Petit in-folio de format in-8, veau blond, dos lisse orné, roulette intérieure (Reliure du XVIIIe siècle).
Bechtel, 684/S-36 // Brunet, V-42 // Macfarlane, 187 // Renouard, ICP,
I, n° 115 // Rothschild, I-478 // Tchemerzine-Scheler, V-625 // USTC, 8304 et 767973.
(180f.) / aa-zz6, クク6, AA-FF6 / 30 lignes, car. goth. / 124 x 183 mm.
Édition originale rare.
Octovien de Saint-Gelais, né à Cognac vers 1468, étudia la théologie et entra dans les ordres, ce qui ne l’empêcha pas de mener très jeune une vie de plaisir et de composer des vers galants. Conséquence de ses débordements, une maladie contractée fort jeune le contraignit à modérer ses excès. Il se consacra dès lors à sa carrière et fut nommé à 26 ans évêque d’Angoulême, probablement grâce à Charles VIII à qui il avait dédié plusieurs ouvrages. Il mourut en 1502, âgé de 34 ans, laissant notamment derrière lui son œuvre maîtresse : Le Séjour d’honneur.
Long poème allégorique dans le genre du Roman de la Rose, Le Séjour d’honneur est un prosimètre, c’est-à-dire une forme poétique mêlant des vers de mètres variés et intégrant des passages en prose.

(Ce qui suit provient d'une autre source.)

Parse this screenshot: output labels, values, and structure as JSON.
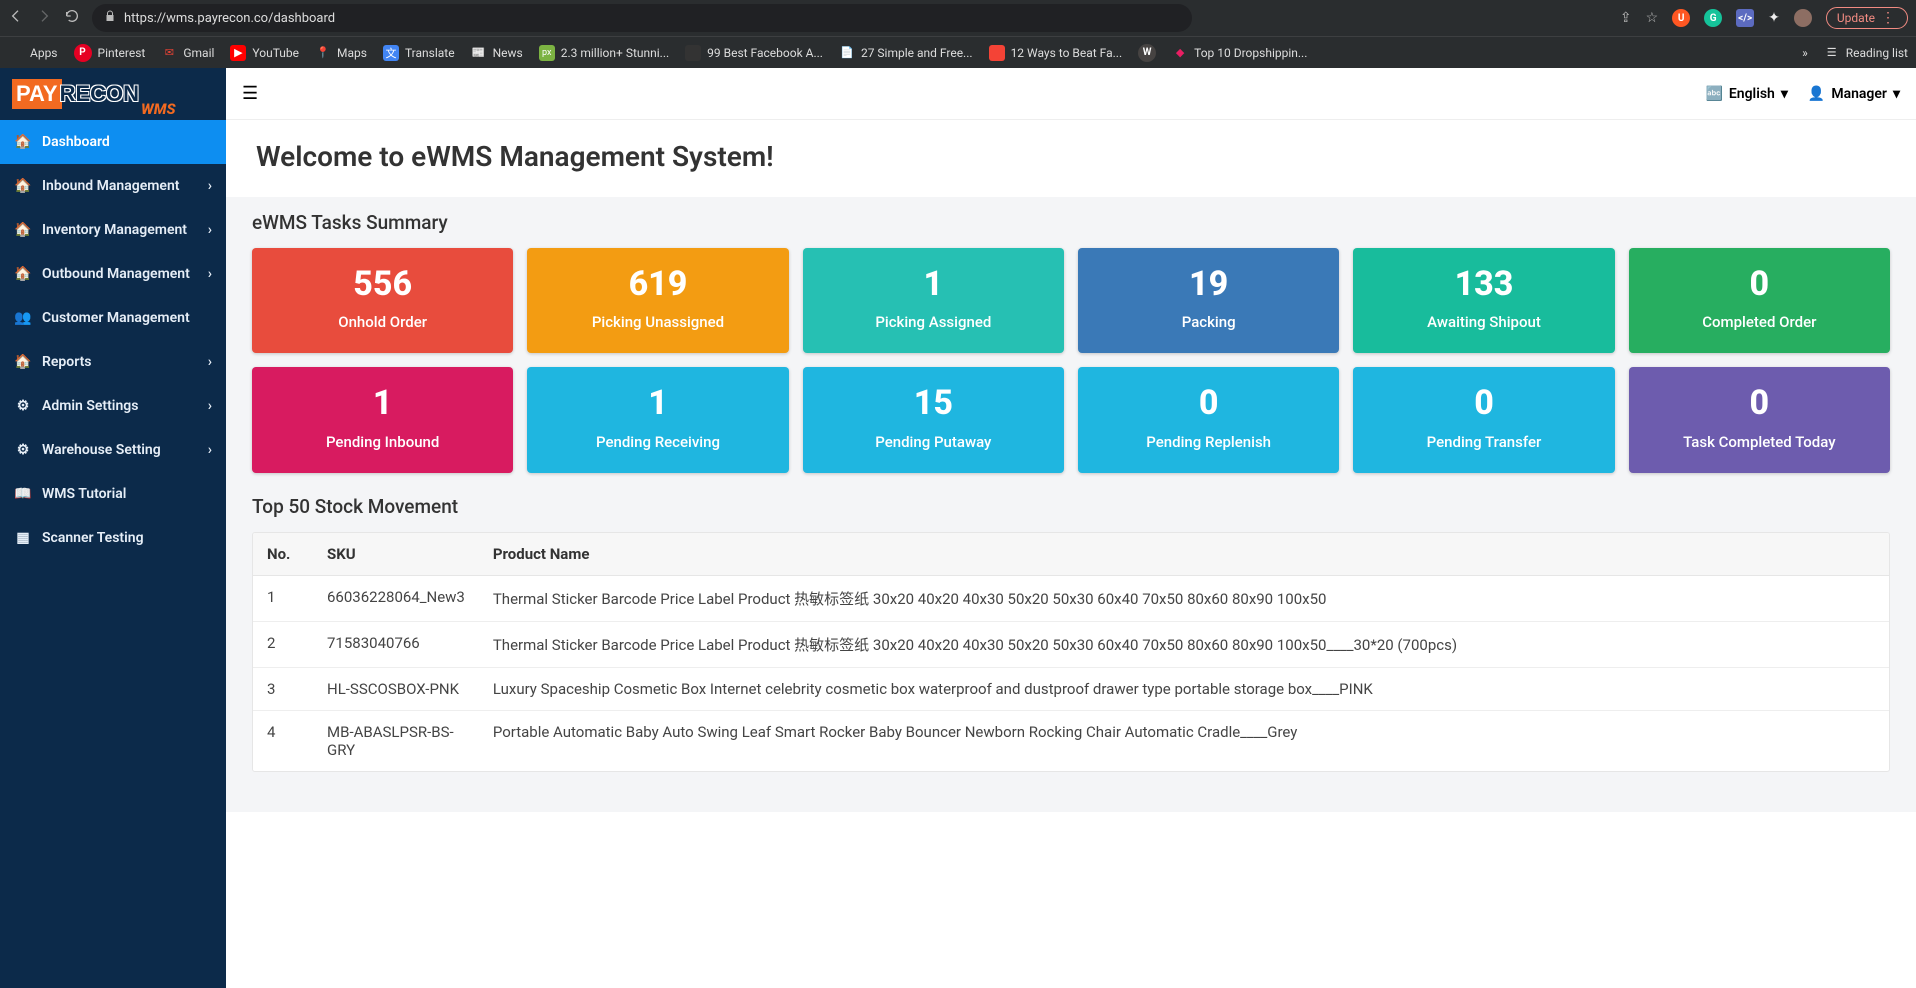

Dans ce texte, le poète, trop longtemps guidé aveuglement par Sensualité, Abus et Vaine plaisance, prend enfin la voie de la Cour et de la Raison. Trois épisodes principaux jalonnent son parcours : l’échelle de fortune, la forêt d’aventures aux nombreux tombeaux et la mer mondaine où flottent les corps des disparus. Arrivé à la Cour, qui est le Séjour d’honneur, le poète décrit les usages, les costumes et les mœurs.
L’ouvrage est dédié dans le prologue à Charles VIII et l’auteur, au début de son texte, indique également qu’il le composa à l’âge de 24 ans, soit vers 1492 compte tenu de sa date de naissance aux environs de 1468.
Titre en grandes lettres gothiques, 30 bois dans le texte, de différentes tailles, dont certains furent utilisés pour le Chevalier délibéré ou les Ordonnances de la prévôté des marchands et nombreuses lettrines parfois grotesques. Marque de Vérard au dernier feuillet. Dans certains exemplaires, comme dans celui de la bibliothèque Masson, cette marque est celle du libraire-imprimeur André Bocard, qui prit la suite de Vérard en 1508.
Quelques défauts et restaurations anciennes à la reliure, débuts de fente aux mors, manques aux charnières, coins usés. Titre sali avec inscriptions manuscrites anciennes et mouillure.
Provenance :
D. Croquevin (?, ex-libris manuscrit au verso du titre).